Pasteur was convinced that vaccination using a less severe version of the disease, and then gradually more aggressive treatments would assist in strengthen the immune system. The issue of how to reduce the effect of the invisibly “causative agent” was solved by his assistant, who created a bottle that was specifically designed to dry the infected tissues. Pasteur discovered that the more the infectious material dried, the less likely it would cause rabies after injection.
In some time Pasteur created an immunization procedure that effectively protected dogs from contracting rabies. After a series of effective rabies injections for dogs over a period of 12 days the rabies extract was injected directly in their brains. To the satisfaction of Pasteur, all of the dogs was able to resist the rabies.
Pasteur was hesitant to test his cure on humans. Because he was unable to identify the microorganisms that caused this disease, Pasteur could only provide research evidence to prove that drying helped reduce the agent responsible for the disease. What if he injects the human body and led to a person contracting the disease rabies?
Louis Pasteur Quotes
“I am utterly convinced that science and peace will triumph over ignorance and war, that nations will eventually unite not to destroy but to edify, and that the future will belong to those who have done the most for the sake of suffering humanity.”
“The Greeks understood the mysterious power of the below things. They are the ones who gave us one of the most beautiful words in our language, the word ‘enthusiasm’ — ‘a god within.'”
“In the fields of observation chance favors the prepared mind.”
“Science knows no country, because knowledge belongs to humanity, and is the torch which illuminates the world.”
“There does not exist a category of science to which one can give the name applied sciences. There are sciences and the applications of science, bound together as the fruit of the tree which bears it.”
“The universe is asymmetric and I am persuaded that life, as it is known to us, is a direct result of the asymmetry of the universe or of its indirect consequences.”
“Posterity will one day laugh at the foolishness of modern materialistic philosophers.”

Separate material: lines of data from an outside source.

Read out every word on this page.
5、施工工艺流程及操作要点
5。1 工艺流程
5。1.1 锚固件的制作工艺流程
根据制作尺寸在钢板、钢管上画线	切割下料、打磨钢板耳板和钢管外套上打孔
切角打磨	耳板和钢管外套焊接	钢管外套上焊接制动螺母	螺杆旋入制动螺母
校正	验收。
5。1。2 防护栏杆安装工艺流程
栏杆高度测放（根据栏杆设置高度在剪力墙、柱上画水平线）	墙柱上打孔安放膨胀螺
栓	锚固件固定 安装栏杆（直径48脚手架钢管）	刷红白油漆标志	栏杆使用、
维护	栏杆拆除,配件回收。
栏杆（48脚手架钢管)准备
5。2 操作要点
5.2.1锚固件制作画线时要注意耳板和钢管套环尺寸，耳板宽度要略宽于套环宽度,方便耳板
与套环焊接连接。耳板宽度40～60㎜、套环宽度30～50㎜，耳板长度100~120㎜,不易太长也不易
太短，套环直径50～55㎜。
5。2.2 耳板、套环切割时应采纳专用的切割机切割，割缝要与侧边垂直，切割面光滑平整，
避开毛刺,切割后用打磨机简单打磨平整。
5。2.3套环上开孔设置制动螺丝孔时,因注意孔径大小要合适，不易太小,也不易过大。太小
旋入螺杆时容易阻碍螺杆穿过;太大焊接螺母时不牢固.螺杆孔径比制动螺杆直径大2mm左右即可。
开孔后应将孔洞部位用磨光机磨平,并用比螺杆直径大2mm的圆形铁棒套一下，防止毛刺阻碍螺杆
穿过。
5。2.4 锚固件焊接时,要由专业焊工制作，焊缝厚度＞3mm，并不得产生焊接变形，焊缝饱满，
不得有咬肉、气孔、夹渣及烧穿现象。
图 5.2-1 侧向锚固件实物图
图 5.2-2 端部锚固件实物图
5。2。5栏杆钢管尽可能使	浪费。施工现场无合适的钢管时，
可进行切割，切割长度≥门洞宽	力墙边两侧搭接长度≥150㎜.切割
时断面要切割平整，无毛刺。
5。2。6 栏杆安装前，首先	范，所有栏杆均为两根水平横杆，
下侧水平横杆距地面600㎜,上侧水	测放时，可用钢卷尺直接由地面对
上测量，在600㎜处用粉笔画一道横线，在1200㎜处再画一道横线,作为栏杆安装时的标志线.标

A few historians aren’t convinced by the general consensus regarding Pasteur’s findings. In the centennial year of Pasteur’s passing in the year 1995, an historian who specialized in the field of science Gerald L. Geison (1943-2001) released a book on Pasteur’s personal notebooks, which was only released just a decade before. Geison’s book “The Private Science of Louis Pasteur,” Geison claimed that Pasteur was a fraud who had fabricated stories about his major discoveries. Yet, others critics called Pasteur as fraudulent.
Louis Pasteur continued to work at the Pasteur Institute until June 1895 and then he took a break due to the severity of his illness. He died on the 28th of September 1895, following multiple strokes.
Pasteur was a complex man: the Inconsistencies and misrepresentations discovered by Geison in Pasteur’s journals indicate that he was not just an experimenter but a formidable speaker, combatant and writer who used deceitful information to influence opinion and to promote himself and his cause. However, his achievements were immense, including his studies on rabies and anthrax and the importance of hand washing and sterilization before surgery and, most important, bringing about the age of vaccines. His achievements remain a source of inspiration and help many millions.